| Volume 1: No. 30 |
DARPA has a new emphasis on manufacturing, according to Deputy Director Gary Denman. DARPA wants to push implementation to the point that industry can take over with little technological risk. [Brian Robinson, EE Times, 9/30.]
Although DARPA is cutting back on neural-network research, other agencies are providing plenty of funding for applications. Accurate Automation Inc. (Chattanooga, TN) has won funding from NSF, ONR, NOSC, the National Aero-Space Plane Joint Program Office, Naval Surface Warfare Center, U.S. Marine Corps, and the Dept. of Transportation. [R. Colin Johnson, EE Times, 9/30.]
The Justice Dept. has approved Borland's acquisition of Ashton-Tate, and Borland has announced that it will drop Ashton-Tate's interface-copyright suit against Fox Software. Philippe Kahn has long been critical of such litigation. [Rory J. O'Connor, SJM, 10/12.]
Apple seems to be subcontracting manufacturing in order to focus on operating system and application development. IBM is dismantling its Desktop Software Unit, leaving PC application development for others. [The American Computer Exchange. The Business Journal, 10/7.]
IBM says it will provide native OSF-1 Unix (called AIX/ESA) on its mainframes. This is seen as a move toward open systems and as a thrust into scientific and technical markets. Ted Jarosh has been made VP of IBM's growing Dallas-based division of Technical Computing Systems (formerly Scientific and Technical Computing).
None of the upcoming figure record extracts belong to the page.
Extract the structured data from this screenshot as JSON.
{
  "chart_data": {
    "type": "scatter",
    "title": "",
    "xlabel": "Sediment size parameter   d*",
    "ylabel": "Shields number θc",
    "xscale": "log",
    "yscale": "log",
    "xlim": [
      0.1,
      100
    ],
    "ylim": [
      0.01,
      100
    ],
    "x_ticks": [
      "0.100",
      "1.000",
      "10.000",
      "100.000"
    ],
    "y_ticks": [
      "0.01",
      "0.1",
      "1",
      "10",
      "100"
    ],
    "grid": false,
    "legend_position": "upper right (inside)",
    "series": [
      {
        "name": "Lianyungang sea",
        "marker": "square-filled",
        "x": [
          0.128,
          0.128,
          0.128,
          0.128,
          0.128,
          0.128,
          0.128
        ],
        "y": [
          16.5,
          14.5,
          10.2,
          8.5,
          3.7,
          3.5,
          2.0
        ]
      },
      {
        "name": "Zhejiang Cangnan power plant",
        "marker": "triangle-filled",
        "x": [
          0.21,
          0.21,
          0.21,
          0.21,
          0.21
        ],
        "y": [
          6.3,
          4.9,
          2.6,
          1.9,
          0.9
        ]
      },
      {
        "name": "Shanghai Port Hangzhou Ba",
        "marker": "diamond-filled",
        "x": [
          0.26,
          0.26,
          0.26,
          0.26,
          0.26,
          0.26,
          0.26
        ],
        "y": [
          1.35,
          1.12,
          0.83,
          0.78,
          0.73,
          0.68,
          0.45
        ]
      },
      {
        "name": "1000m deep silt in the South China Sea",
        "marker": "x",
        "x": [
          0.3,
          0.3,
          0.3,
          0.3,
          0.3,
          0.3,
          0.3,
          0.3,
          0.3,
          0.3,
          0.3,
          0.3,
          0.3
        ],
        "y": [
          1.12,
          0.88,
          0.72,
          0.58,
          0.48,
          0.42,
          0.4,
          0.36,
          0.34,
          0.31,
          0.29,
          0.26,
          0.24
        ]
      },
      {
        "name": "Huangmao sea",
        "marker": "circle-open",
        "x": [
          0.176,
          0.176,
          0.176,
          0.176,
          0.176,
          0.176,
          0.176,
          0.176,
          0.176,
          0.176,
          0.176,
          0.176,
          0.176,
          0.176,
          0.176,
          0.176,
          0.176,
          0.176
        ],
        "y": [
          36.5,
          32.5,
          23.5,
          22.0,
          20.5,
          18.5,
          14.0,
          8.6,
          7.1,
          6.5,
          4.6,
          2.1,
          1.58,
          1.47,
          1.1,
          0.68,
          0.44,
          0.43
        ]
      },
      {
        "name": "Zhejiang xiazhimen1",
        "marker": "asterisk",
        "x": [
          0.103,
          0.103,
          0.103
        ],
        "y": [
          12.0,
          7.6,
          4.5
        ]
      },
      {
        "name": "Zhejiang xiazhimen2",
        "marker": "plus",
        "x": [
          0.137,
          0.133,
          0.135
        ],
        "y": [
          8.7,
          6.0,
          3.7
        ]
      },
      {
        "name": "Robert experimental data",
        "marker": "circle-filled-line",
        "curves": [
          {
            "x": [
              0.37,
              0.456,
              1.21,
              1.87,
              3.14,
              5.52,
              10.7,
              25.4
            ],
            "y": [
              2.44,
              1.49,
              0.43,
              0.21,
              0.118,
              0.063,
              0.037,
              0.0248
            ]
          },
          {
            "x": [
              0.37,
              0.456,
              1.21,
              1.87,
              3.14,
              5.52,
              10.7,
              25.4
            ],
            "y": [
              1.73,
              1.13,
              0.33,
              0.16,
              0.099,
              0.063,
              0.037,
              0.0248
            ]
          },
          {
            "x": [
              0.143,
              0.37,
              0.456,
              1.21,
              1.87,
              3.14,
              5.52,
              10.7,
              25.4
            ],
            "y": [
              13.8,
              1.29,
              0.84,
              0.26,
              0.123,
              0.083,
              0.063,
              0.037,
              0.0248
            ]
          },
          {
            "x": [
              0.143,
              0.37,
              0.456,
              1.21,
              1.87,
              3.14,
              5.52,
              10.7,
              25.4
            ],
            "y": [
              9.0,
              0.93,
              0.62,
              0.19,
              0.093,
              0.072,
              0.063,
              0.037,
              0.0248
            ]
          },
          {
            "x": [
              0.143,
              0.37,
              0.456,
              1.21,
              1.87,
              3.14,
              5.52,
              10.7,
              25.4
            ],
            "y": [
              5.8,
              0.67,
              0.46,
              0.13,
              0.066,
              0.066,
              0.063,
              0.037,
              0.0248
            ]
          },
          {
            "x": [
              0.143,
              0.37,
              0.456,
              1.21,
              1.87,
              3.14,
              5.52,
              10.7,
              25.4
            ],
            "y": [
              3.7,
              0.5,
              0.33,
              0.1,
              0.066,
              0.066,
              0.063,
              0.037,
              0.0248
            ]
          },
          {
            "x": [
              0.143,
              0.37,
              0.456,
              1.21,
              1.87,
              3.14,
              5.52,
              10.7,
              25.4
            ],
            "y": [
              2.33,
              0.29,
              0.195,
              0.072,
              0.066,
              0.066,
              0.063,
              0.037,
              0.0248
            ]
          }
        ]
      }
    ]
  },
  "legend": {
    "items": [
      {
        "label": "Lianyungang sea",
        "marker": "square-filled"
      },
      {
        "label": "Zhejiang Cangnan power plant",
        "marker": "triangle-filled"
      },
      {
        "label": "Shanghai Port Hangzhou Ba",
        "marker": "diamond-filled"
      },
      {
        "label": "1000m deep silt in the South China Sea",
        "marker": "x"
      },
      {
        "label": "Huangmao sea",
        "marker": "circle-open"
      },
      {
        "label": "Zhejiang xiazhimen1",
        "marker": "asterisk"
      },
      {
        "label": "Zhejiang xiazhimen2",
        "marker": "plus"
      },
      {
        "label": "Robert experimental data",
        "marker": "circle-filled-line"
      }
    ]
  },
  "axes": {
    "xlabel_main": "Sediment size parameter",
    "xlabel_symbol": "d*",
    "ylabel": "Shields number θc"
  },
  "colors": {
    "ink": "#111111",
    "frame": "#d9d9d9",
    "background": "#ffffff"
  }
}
Fujitsu, Hitachi, and NEC have similar plans for Unix-based mainframes. [Richard Doherty and Margaret Ryan, EE Times, 9/16.]
IBM and Thinking Machines Corp. (Cambridge, MA) have agreed to combine supercomputer expertise. One goal is to make Connection Machines work with IBM mainframes. [EE Times, 9/30.]
The Edinburgh Parallel Computer Center (EPCC) at UEdinburgh is getting a CM-200 Connection Machine from Thinking Machines. Collaborative projects are planned. [Roger Woolnough, EE Times, 10/7.]
HP and Caere Corp. (Los Gatos, CA) are collaborating on advanced page-recognition systems. HP's AccuPage software identifies coffee stains, highlighter marks, colored sidebars, rotated pages, and other complications. Within each region, Caere's OmniPage Professional provides rapid -- 115 cps -- multifont recognition via active control of an HP ScanJet IIc scanner. Caere software also exports text to common DOS/Windows applications. [Richard Doherty, EE Times, 9/16.]
MCC (Austin, TX) has spun out a second start-up, Corporate Memory Systems Inc. Jeff Conklin and Michael Begeman will market gIBIS, a graphical hypertext-based corporate decision-making and MIS product. Initial application will be in the utility industry. The first MCC spin-off was Evolutionary Technologies Inc. [EE Times, 10/7.]
Texas Instruments Inc. needs about 100 researchers for its new $40M Tsukuba R&D Center. Research areas include speech, video, semiconductor materials, computer systems, and consumer projects. TI also expects to participate in government-sponsored co-op research projects and standards efforts. Don Shaw, from the semiconductor materials area, is founding director. [David Lammers, EE Times, 10/7.]
Iterated Systems Inc. (Norcross, GA) claims 2,456:1 compression of a complex 24-bit color image. Their fractal technology is proprietary, but hardware and software toolkits are available for developers. Michael Barnsley has also published a PC FloppyBook diskette, available from Jones and Bartlett Publishers (Boston, MA). Compression produces a set of equations, which can be used to reconstruct a reduced image (or "thumbnail"), the full image, or any portion of the image. Reconstruction is faster than compression, and can be done on inexpensive PCs. Several companies are planning to market applications, with one from Micro Mall Corp. (Federal Way, WA) packing 100 256-color images and 100 pages of text into a 1.2-Mb floppy. [Richard Doherty, EE Times, 9/30.] (The company claims less mean-square error than with DCT, but a [mislabeled?] EE Times graph shows the opposite.)
Texas Instruments is planning a $300 virtual-reality helmet for the home market by Christmas of 1993. The company expects to sell about three million. Game cartridges would sell for about $50 to $60. [Mike Langberg, SJM, 10/13.] (Intelligent game software is a growing -- but cutthroat -- market. Will AI be a part of it? Will VR helmets find use in AI applications?)
SunSoft, a business unit of Sun Microsystems, is purchasing the products division of Interactive Corp. (Santa Monica, CA) from Kodak. This will give SunSoft a variety of DOS emulation and TCP/IP networking tools. SunSoft is also providing an operating system that will work on both Sun and Intel processors. [Loring Wirbel, EE Times, 10/7.]
James Klecknew is the new director of technology development at C.ats Software Inc. (Palo Alto, CA). [SJM, 10/11.]